You forget, the readers may not be experts in the field. They may be expanding their horizons or looking for new research questions, and expecting every one of them to "test the explanations and predictions" for themselves is silly. Expecting them to know that Smith and Wesson in 1975 did a similar experiment and came up with similar results but a different conclusion, and that the paper they are reading is incomplete because it did not discuss that experiment, is outrageous.
You aren't required to be an expert in the field. If you are interested enough on a given field to actually read the papers then you are certainly already knowledgeable about the subject. Moreover, you certainly are already aware that a paper is supposed to be food for thought, not a textbook.
... because organizations such as universities and research institutions are more than willing to put their logo on the cover of their member's papers,
And this serves the function of peer review and validation how, precisely?

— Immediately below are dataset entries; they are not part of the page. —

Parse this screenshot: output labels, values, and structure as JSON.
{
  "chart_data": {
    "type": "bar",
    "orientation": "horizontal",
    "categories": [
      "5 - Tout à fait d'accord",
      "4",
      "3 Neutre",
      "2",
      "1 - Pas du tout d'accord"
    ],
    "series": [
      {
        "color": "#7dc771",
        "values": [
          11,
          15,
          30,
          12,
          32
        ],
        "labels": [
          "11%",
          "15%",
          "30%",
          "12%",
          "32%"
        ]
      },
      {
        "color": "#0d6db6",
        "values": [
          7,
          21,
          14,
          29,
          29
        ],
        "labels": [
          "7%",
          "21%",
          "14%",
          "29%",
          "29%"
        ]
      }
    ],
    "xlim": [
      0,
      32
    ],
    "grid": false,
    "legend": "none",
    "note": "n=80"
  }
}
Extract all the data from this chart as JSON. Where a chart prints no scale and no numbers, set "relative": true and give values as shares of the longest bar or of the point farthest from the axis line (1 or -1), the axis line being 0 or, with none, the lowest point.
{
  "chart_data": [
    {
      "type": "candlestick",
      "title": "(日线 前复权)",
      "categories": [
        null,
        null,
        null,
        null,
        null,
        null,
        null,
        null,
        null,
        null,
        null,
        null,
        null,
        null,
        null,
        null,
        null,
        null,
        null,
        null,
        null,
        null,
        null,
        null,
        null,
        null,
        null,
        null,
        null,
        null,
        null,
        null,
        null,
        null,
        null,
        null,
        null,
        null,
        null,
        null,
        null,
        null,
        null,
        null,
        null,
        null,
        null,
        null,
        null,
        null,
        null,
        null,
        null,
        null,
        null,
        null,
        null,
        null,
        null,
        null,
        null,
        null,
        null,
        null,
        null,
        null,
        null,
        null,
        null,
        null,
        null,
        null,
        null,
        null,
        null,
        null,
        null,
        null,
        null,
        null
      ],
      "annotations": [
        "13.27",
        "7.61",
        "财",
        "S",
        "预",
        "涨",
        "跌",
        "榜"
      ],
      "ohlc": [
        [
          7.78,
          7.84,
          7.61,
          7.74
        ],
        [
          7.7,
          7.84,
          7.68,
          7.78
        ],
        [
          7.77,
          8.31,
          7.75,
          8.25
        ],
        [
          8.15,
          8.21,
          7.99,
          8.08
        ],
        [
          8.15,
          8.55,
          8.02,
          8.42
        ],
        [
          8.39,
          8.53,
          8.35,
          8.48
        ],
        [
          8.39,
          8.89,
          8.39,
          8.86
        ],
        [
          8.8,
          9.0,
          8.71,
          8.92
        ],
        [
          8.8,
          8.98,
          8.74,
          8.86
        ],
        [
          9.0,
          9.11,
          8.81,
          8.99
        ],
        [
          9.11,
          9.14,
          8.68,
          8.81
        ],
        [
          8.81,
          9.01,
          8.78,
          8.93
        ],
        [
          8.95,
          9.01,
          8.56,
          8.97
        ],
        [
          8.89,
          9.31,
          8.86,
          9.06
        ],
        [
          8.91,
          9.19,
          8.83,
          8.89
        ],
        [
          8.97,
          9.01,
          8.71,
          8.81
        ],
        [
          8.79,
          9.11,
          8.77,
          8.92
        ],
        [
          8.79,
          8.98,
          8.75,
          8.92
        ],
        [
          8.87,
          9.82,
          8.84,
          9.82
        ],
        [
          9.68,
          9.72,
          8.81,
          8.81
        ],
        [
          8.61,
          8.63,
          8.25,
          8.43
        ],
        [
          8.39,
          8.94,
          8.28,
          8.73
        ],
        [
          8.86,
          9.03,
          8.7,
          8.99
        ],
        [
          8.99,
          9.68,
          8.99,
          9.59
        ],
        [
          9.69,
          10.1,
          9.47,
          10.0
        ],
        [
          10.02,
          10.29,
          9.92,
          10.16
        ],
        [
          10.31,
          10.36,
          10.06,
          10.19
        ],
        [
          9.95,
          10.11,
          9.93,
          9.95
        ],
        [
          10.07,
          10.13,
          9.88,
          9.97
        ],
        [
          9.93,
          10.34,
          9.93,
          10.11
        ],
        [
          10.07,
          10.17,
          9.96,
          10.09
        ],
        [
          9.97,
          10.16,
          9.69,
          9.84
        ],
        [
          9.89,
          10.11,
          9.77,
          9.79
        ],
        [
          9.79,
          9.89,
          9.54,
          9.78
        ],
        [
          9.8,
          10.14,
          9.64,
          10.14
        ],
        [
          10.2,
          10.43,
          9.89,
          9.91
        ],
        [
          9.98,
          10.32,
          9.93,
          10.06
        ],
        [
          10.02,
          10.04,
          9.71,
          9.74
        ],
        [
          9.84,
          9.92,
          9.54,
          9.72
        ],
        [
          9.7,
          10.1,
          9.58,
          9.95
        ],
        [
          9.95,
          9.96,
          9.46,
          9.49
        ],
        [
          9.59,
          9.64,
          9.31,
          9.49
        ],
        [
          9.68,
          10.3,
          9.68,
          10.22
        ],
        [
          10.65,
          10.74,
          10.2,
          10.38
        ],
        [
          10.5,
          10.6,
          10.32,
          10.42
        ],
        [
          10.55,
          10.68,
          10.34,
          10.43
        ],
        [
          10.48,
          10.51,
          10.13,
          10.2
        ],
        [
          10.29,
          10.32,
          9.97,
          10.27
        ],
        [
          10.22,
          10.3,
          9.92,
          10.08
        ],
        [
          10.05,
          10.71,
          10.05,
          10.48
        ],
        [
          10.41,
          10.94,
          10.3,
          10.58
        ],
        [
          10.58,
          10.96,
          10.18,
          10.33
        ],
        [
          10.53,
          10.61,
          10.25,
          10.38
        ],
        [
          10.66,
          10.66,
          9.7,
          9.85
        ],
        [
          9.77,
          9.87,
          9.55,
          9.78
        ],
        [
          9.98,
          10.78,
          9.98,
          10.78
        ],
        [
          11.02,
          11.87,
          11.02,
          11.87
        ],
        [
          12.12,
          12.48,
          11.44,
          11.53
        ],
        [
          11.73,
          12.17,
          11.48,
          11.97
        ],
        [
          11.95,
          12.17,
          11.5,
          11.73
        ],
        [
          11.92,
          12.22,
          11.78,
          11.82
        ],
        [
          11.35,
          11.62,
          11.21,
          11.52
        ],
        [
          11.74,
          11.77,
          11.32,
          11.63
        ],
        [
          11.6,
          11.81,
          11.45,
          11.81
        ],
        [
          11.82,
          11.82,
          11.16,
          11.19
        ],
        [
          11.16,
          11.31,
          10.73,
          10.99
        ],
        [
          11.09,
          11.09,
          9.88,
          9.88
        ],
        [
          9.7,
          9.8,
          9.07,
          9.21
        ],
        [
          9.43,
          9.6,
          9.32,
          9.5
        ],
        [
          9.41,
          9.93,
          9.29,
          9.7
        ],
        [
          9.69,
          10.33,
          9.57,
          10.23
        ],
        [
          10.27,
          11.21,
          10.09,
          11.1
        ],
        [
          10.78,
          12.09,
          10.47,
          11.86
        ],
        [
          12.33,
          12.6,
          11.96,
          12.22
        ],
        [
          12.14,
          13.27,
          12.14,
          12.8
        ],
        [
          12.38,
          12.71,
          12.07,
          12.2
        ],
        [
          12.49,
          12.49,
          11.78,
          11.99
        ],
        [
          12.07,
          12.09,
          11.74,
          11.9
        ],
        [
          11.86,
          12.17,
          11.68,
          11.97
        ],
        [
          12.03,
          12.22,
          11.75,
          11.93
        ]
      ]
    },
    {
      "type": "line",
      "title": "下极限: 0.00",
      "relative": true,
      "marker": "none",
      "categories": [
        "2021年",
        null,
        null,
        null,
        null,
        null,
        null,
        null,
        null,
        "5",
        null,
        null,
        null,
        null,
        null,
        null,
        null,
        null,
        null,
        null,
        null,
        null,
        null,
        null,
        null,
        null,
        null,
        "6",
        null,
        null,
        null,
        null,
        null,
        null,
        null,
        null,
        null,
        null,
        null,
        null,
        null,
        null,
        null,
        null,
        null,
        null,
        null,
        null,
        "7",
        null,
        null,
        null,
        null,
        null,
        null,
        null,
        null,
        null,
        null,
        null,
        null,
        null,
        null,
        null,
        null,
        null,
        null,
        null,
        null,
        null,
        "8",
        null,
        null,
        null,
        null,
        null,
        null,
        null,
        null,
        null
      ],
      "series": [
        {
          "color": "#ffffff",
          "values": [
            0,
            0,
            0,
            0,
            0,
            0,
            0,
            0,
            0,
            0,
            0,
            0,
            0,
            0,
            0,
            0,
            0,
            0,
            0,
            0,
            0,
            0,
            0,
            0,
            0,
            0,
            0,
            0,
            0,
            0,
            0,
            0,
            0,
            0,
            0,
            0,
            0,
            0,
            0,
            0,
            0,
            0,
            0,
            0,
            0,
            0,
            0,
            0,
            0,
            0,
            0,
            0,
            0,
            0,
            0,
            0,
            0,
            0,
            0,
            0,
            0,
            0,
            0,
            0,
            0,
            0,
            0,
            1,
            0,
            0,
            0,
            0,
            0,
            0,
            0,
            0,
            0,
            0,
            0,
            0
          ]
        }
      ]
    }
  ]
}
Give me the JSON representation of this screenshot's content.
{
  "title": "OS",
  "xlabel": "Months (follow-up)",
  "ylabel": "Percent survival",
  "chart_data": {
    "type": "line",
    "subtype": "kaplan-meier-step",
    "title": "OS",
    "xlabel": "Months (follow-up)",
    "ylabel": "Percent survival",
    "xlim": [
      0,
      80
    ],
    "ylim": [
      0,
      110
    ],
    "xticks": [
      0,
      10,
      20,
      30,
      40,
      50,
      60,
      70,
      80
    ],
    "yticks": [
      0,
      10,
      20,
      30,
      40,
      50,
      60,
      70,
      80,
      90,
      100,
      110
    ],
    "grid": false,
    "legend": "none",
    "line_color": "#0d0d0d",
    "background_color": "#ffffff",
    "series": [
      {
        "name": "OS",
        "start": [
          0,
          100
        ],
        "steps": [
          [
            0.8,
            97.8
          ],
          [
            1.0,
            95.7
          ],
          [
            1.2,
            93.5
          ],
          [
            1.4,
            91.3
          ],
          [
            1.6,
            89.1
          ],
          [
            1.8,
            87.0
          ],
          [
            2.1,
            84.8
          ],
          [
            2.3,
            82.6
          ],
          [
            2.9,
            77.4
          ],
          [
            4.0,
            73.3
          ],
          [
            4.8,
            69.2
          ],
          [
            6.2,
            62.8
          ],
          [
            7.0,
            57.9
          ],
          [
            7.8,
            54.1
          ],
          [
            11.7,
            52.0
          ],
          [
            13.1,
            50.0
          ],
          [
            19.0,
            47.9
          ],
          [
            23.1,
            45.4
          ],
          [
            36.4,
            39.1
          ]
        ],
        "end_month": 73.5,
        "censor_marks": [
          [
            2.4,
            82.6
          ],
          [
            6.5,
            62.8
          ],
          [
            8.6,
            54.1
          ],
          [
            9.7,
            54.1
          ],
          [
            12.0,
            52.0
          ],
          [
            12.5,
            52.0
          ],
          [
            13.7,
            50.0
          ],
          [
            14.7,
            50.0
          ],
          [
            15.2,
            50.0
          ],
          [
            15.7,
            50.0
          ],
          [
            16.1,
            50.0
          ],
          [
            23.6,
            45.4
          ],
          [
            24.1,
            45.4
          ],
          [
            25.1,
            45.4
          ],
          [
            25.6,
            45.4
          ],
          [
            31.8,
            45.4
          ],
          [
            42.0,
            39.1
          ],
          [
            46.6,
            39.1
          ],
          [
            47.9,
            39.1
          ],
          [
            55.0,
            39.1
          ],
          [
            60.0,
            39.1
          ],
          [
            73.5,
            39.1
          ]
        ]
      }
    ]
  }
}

It isn't intended to replace the peer review process. If all a person wants in journals is that they serve as an authoritative seal of approval which gives him enough confidence to place blind faith on a paper then the logo of a big name institution actually does the same thing. Let's not pretend that that doesn't happen right now with how the logo of companies such as elsevier is perceived and used.
The fact of the matter is this: if someone actually reads papers of a given field and actually cares about how the peer review process works in that field then that person is already quite able to digest that information. If, instead, someone only wants to have someone tell him what to believe, then that's an entirely different problem which the existence of journals does nothing to mitigate.